Co do tureckiej kawalerii - w takim razie chyba nie zwróciłeś uwagi , że szaserzy konni we francji kosztują prawie tyle samo co świetna btw jazda spahisów.Wcale nie tacy świetni lekkokonni dragoni KGL w GB kosztują 680 - niewiele mniej. A morale armii tureckiej - masz rację jesli mówisz o tych wszystkich milicjach , ale jeszcze mi się nie zdarzyło żeby ktokolwiek grając turkami wziąl więcej niż jeden oddział tej milicji. A baszybuzukowie - świetna jednostka - głównie dlatego , że kosztują tylko 250. Mówisz , że mają niskie morale , ale za taką cene wystarczy , że dasz 2-3 belki doświadczenia - każda belka daje jeden morale więcej - i już masz wypasioną tanią jednostkę do ataku.
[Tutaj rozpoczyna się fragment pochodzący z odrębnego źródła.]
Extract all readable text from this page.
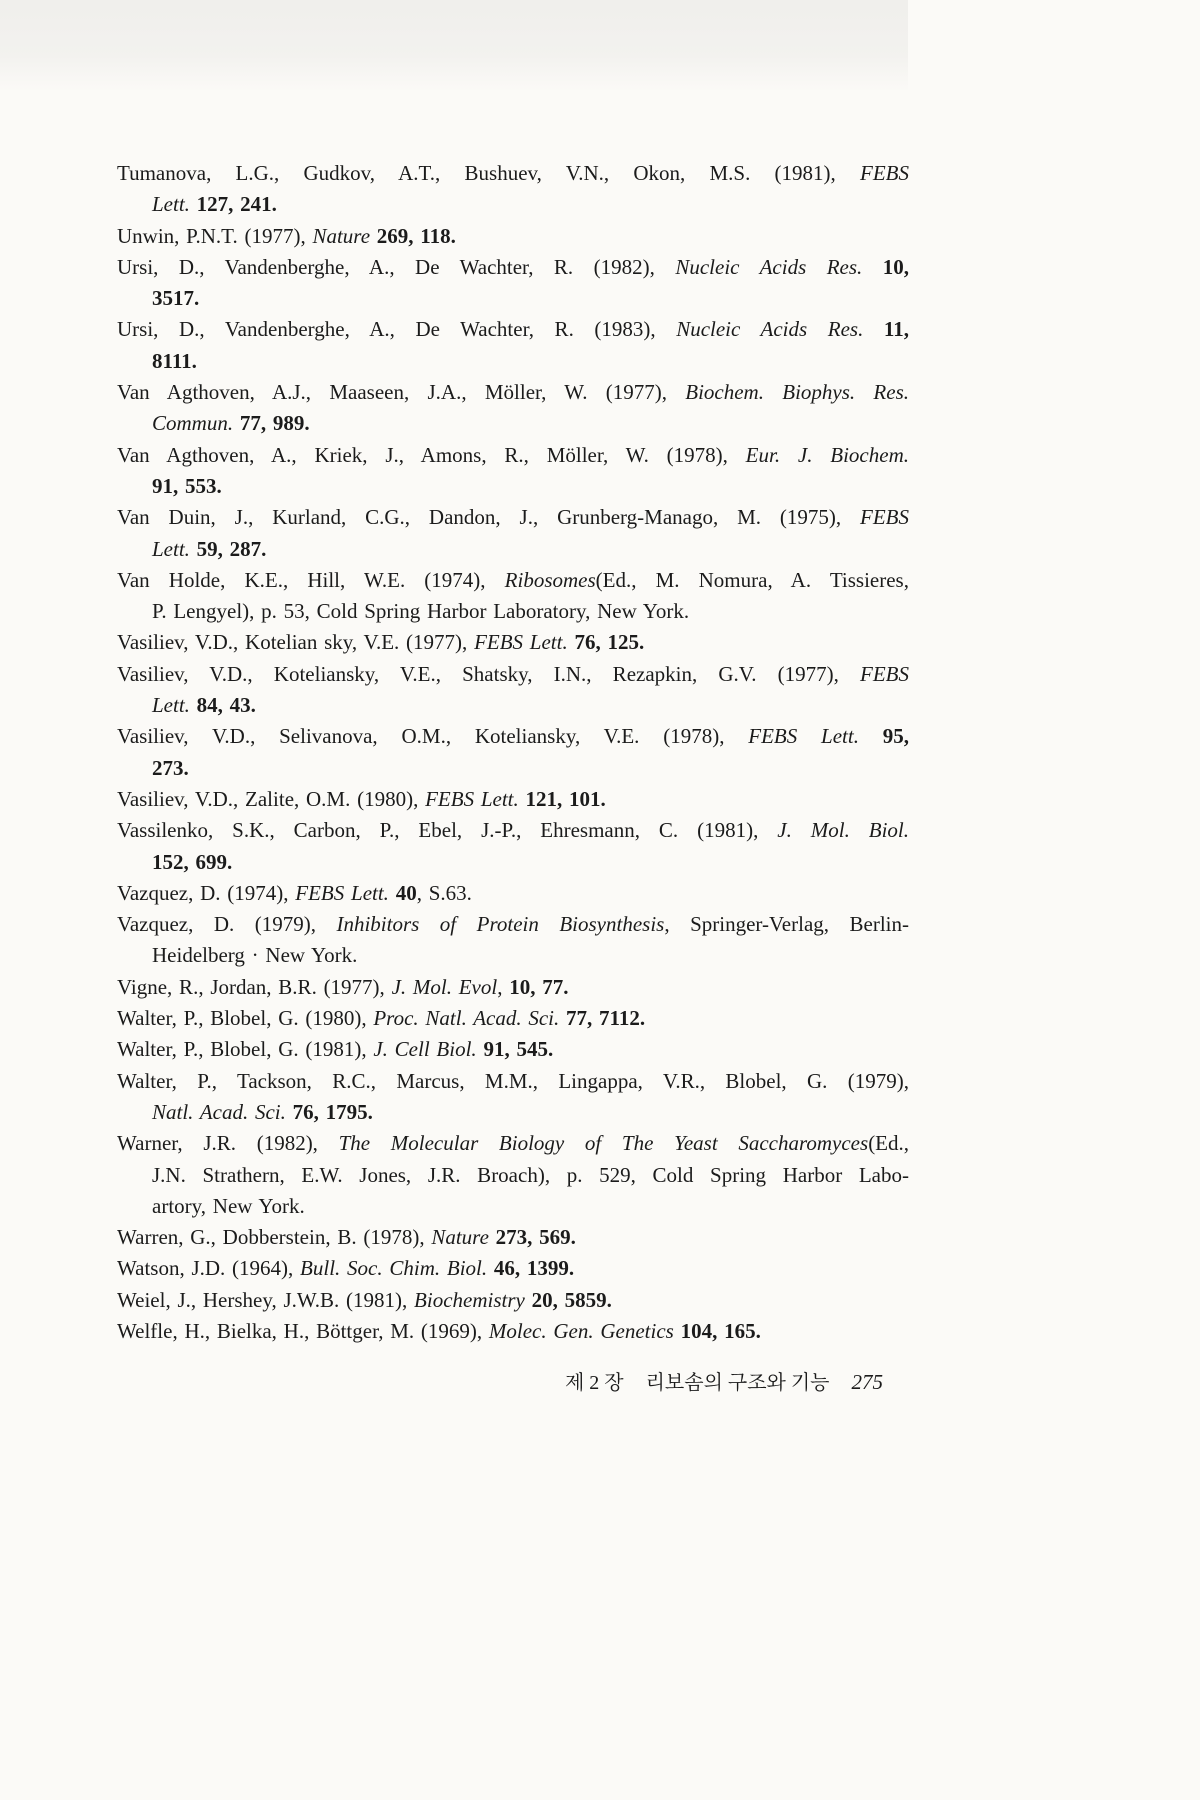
Tumanova, L.G., Gudkov, A.T., Bushuev, V.N., Okon, M.S. (1981), FEBS
Lett. 127, 241.
Unwin, P.N.T. (1977), Nature 269, 118.
Ursi, D., Vandenberghe, A., De Wachter, R. (1982), Nucleic Acids Res. 10,
3517.
Ursi, D., Vandenberghe, A., De Wachter, R. (1983), Nucleic Acids Res. 11,
8111.
Van Agthoven, A.J., Maaseen, J.A., Möller, W. (1977), Biochem. Biophys. Res.
Commun. 77, 989.
Van Agthoven, A., Kriek, J., Amons, R., Möller, W. (1978), Eur. J. Biochem.
91, 553.
Van Duin, J., Kurland, C.G., Dandon, J., Grunberg-Manago, M. (1975), FEBS
Lett. 59, 287.
Van Holde, K.E., Hill, W.E. (1974), Ribosomes(Ed., M. Nomura, A. Tissieres,
P. Lengyel), p. 53, Cold Spring Harbor Laboratory, New York.
Vasiliev, V.D., Kotelian sky, V.E. (1977), FEBS Lett. 76, 125.
Vasiliev, V.D., Koteliansky, V.E., Shatsky, I.N., Rezapkin, G.V. (1977), FEBS
Lett. 84, 43.
Vasiliev, V.D., Selivanova, O.M., Koteliansky, V.E. (1978), FEBS Lett. 95,
273.
Vasiliev, V.D., Zalite, O.M. (1980), FEBS Lett. 121, 101.
Vassilenko, S.K., Carbon, P., Ebel, J.-P., Ehresmann, C. (1981), J. Mol. Biol.
152, 699.
Vazquez, D. (1974), FEBS Lett. 40, S.63.
Vazquez, D. (1979), Inhibitors of Protein Biosynthesis, Springer-Verlag, Berlin-
Heidelberg · New York.
Vigne, R., Jordan, B.R. (1977), J. Mol. Evol, 10, 77.
Walter, P., Blobel, G. (1980), Proc. Natl. Acad. Sci. 77, 7112.
Walter, P., Blobel, G. (1981), J. Cell Biol. 91, 545.
Walter, P., Tackson, R.C., Marcus, M.M., Lingappa, V.R., Blobel, G. (1979),
Natl. Acad. Sci. 76, 1795.
Warner, J.R. (1982), The Molecular Biology of The Yeast Saccharomyces(Ed.,
J.N. Strathern, E.W. Jones, J.R. Broach), p. 529, Cold Spring Harbor Labo-
artory, New York.
Warren, G., Dobberstein, B. (1978), Nature 273, 569.
Watson, J.D. (1964), Bull. Soc. Chim. Biol. 46, 1399.
Weiel, J., Hershey, J.W.B. (1981), Biochemistry 20, 5859.
Welfle, H., Bielka, H., Böttger, M. (1969), Molec. Gen. Genetics 104, 165.
제 2 장 리보솜의 구조와 기능 275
A przede wszystkim do przyjęcia ostrzału. Ostatnio wysłałem 1 oddział z 1 belką na liniówkę żeby dał czas kawalerii. Nie dośc , że przeżył ostrzał fizylierów pruskich to jeszcze dwóch oddziałów muszkieterów i wszedł nawet z nimi do walki mając stan osobowy poniżej 50 %

Maharbal
30-12-2010, 20:18
Zanim ruskie jednostki dobiegną do linii francuskich wojsk, ,,staruchy" wystrzelają około 50% stanu osobowego oddziału naprzeciwko, a reszta nie będzie ustępować. Za te 10 k można wystawić Francją nawet niezłe wojsko(a na tle Rosji to już wręcz bardzo dobre).

Taki przykład pierwszy, jaki mi się nasunął tutaj(oczywiście upraszczając pewne działania) ;)

Sareth4
30-12-2010, 20:41
Zanim ruskie jednostki dobiegną do linii francuskich wojsk, ,,staruchy" wystrzelają około 50% stanu osobowego oddziału naprzeciwko, a reszta nie będzie ustępować. Za te 10 k można wystawić Francją nawet niezłe wojsko(a na tle Rosji to już wręcz bardzo dobre).


Dlatego o to chodzi , żeby wbic pod ostrzał milicje a dosłownie 5-6 sekund później wjechac kawalerią :) Nawet staruchy w tyle nie przeładują . Jesli zrobią czworobk to trudno jesli nie to stracą sporo stanu osobowego :) A jesli nawet zrobią to czekasz i walczysz tą kawalerią aż podejdzie Twoja piechota i tyle.Chodzi o to żeby dobrze obserwowac pole bitwy. Widzisz ze tylko piechota wychodzi z czworoboku - wysylasz piechotę do walki wręcz.Widzisz ze milicja dostala już ostrzał od liniowej - dajesz kawalerię na bieg i wpadasz w liniówkę. Trzeba wszystko ze sobą schynchronizowac i wtedy dopiero można bez problemu wygrac :))

Hawkx
18-01-2011, 15:57
Macie jakiś sposób na tych cholernych Prusaków? Biorę normalnie armię z częściowo z tymi lepszymi jednostkami typu gwardia piesza no, a koleś zaspamuje słabymi jednostkami lekkiej np 5 lekkiej i pięć muszkieterów do tego 4 kawalerii i generał. To razem 15 ja w tej sytuacji mam tylko 12 jednostek i miażdży mnie w ciągu 2,3 minut. Radzicie sobie jakoś z takimi noobkami? Mnie bardzo denerwuje jak 3 razy z rzędu nie mogę normalnej bitwy stoczyć bo mi na serwer tacy punkciarze wpadają.

A sereth wracając do twojego wojska grając Brytyjczykami to jak byś ją przerobił do średnich funduszy?


Jest temat zresztą stworzony przez Ciebie o taktyce i wyborze armii w N:TW. Przenosze Twój post do tegoż tematu - Sareth

gribol
23-01-2011, 12:37
Nie wiem, czy to Ci sie przyda, ale może na Youtube zobaczysz sobie kilka filmików nakręcionych przez graczy. Po ich przeanalizowaniu może znajdziesz sposób na radzenie sobie z każdym przeciwnikiem. Mogę zaproponować filmy kilku osób, na Youtube występuja pod nickami: Reflexcss, TWReplays, TNC408, NEDKILProductions, rattue498. Warto je zobaczyć, żeby nauczyć się kilku ciekawych strategii. Znajdziesz tam na pewno także sposoby radzenia sobie z lekką piechotą, (z którą walczyć osobiście nie lubię), chociaż nigdy nie będzie to łatwe zadanie.
Generalna zasada jest taka, że trzeba przejąć inicjatywę, być agresywnym i narzucić przeciwnikowi swój styl gry.